Plus à l'ouest, le programme britannique « Homes for Ukraine », qui verse aux familles 350 £ par mois pour héberger des réfugiés, s'effondre et pourrait être entièrement supprimé par le gouvernement conservateur et droitier. Les hôtes se sont initialement inscrits pour accueillir des réfugiés ukrainiens pendant six mois, et cette date limite approche maintenant. Mais la grande majorité des gens n'ont nulle part où aller parce que les autorités de tout le pays sont incapables de trouver de nouvelles familles pour les accueillir. Un représentant gouvernemental de South Cambridgeshire a déclaré au Guardian le 30 octobre: « J'ai actuellement environ 1 600 personnes sur ma liste en attente de logements et certains arrondissements de Londres en comptent des dizaines de milliers. »
Plusieurs milliers de réfugiés ukrainiens seraient désormais sans abri en Grande-Bretagne. Actuellement, des discussions sont en cours à Londres sur l'arrêt définitif de 'Homes for Ukraine', dans le cadre d'un programme d'austérité massif que le gouvernement de Rishi Sunak, dont la fortune s’élève à 800 millions de dollars, est en train de préparer.

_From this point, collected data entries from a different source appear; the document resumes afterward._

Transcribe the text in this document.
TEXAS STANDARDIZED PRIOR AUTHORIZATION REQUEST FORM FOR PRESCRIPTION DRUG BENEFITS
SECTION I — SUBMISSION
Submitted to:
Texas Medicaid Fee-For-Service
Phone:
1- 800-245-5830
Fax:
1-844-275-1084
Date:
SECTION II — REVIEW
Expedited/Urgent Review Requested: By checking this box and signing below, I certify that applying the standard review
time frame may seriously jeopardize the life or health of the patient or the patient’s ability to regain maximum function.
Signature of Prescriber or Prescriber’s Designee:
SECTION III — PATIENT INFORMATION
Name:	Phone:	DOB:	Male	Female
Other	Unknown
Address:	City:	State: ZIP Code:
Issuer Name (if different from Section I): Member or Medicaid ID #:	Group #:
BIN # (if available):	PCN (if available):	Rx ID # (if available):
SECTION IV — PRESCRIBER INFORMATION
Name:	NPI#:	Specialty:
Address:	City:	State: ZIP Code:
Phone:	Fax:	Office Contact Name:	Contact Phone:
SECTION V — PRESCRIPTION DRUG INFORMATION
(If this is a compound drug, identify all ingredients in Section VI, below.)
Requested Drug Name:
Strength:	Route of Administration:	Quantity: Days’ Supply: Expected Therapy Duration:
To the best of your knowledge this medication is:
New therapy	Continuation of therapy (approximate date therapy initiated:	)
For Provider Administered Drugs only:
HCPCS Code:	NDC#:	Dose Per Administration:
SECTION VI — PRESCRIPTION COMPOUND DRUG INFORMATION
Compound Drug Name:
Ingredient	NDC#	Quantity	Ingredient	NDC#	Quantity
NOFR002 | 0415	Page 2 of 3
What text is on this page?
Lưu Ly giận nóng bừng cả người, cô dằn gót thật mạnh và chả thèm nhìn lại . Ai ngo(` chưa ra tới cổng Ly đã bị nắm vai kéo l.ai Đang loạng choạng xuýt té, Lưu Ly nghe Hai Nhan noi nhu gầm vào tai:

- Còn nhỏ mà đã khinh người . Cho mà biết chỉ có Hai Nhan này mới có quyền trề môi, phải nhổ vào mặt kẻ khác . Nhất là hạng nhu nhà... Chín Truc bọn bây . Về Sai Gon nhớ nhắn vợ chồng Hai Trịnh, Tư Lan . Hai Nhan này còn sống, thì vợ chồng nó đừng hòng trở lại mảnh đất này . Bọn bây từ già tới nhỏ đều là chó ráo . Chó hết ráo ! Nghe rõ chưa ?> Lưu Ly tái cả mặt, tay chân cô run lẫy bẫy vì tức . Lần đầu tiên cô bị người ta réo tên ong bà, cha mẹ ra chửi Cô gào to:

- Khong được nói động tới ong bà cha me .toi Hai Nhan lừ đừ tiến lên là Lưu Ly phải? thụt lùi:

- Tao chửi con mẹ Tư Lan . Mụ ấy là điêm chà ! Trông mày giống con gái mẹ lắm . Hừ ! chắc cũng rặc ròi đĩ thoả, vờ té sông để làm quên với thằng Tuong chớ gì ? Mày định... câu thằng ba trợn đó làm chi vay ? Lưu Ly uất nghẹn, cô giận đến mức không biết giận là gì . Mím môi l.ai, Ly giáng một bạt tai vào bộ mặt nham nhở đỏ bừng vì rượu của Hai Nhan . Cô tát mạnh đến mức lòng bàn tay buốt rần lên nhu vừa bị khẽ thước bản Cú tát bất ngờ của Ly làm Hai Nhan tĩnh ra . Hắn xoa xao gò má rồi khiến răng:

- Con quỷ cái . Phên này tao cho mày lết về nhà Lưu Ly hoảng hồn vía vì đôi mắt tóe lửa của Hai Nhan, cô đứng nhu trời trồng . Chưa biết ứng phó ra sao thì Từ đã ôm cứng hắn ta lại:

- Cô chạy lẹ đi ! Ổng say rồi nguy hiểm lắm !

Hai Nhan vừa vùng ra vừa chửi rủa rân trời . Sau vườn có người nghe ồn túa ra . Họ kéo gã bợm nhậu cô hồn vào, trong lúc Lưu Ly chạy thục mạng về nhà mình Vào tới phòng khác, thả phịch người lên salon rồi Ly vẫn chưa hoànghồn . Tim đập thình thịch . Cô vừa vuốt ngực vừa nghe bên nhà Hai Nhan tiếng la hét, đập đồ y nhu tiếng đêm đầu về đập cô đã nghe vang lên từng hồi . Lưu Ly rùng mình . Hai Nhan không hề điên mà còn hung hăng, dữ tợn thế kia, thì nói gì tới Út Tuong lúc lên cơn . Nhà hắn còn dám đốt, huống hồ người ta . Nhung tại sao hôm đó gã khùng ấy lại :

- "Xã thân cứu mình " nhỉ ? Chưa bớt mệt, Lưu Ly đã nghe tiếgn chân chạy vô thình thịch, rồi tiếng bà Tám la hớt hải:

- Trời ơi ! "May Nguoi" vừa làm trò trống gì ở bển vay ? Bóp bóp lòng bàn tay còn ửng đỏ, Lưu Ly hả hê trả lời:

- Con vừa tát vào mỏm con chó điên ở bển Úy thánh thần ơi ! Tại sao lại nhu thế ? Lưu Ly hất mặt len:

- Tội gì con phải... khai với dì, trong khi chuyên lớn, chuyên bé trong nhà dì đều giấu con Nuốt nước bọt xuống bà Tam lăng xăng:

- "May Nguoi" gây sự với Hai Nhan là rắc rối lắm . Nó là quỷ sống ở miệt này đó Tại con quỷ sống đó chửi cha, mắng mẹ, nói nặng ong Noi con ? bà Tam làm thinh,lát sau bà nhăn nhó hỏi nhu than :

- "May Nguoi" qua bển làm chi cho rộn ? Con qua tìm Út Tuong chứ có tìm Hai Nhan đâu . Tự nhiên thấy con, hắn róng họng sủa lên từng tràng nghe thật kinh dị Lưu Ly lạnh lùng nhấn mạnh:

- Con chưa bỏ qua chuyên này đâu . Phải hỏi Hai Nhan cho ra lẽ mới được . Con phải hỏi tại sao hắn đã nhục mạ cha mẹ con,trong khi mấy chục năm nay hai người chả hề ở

Lundi, l'ambassadrice d'Irlande en Ukraine, Therese Healy, a déclaré aux Ukrainiens souhaitant se réfugier en Irlande qu'ils ne pouvaient pas s'attendre à un accueil gouvernemental. « Je tiens à souligner que les logements disponibles fournis par l'État sont désormais très limités », a-t-elle averti. Cette situation, a affirmé Healy, existe « malgré nos meilleurs efforts et nos meilleures volontés.
En Allemagne, des responsables locaux de la ville de Cottbus ont récemment déclaré à Deutsche Welle que le gouvernement fédéral n'avait financé aucun des coûts permanents associés à l’attribution de logements, d'éducation et de soins médicaux à long terme à une population dans le besoin. Il n'y a pas assez d'interprètes. Et les établissements de santé sont surchargés.
Ailleurs en Allemagne, selon le New York Times, les stades de sport servent encore de centres d'hébergement. Il existe peu d'autres solutions disponibles et peu d'argent. « Le Covid n'est pas terminé. Nous avons une crise énergétique. Notre population est en proie aux ennuis économiques », a déclaré Zeno Danner, l'administrateur du district de Constance, à ce journal, qui a décrit la crise comme posant des questions « épineuses ».
En Nouvelle-Zélande, la situation des réfugiés ukrainiens est si mauvaise que les organisations caritatives travaillant avec la population rapportent que beaucoup envisagent et font des préparatifs pour retourner dans le pays meurtri par la guerre. Les réfugiés ont du mal à joindre les deux bouts, à trouver des soins médicaux ou des cours d'anglais, des problèmes largement signalés partout. Sur les maigres 4 000 visas que le gouvernement néo-zélandais a promis d'accorder aux Ukrainiens, seuls 1 000 ont été délivrés et seulement 400 personnes sont arrivées sur le territoire.
De leur côté, les États-Unis ont limité à 100 000 le nombre de visas spéciaux pour les réfugiés ukrainiens. Les individus doivent déjà avoir un membre de leur famille aux États-Unis qui est prêt à les parrainer et à prouver qu'ils ne représenteront aucune charge financière pour l'État.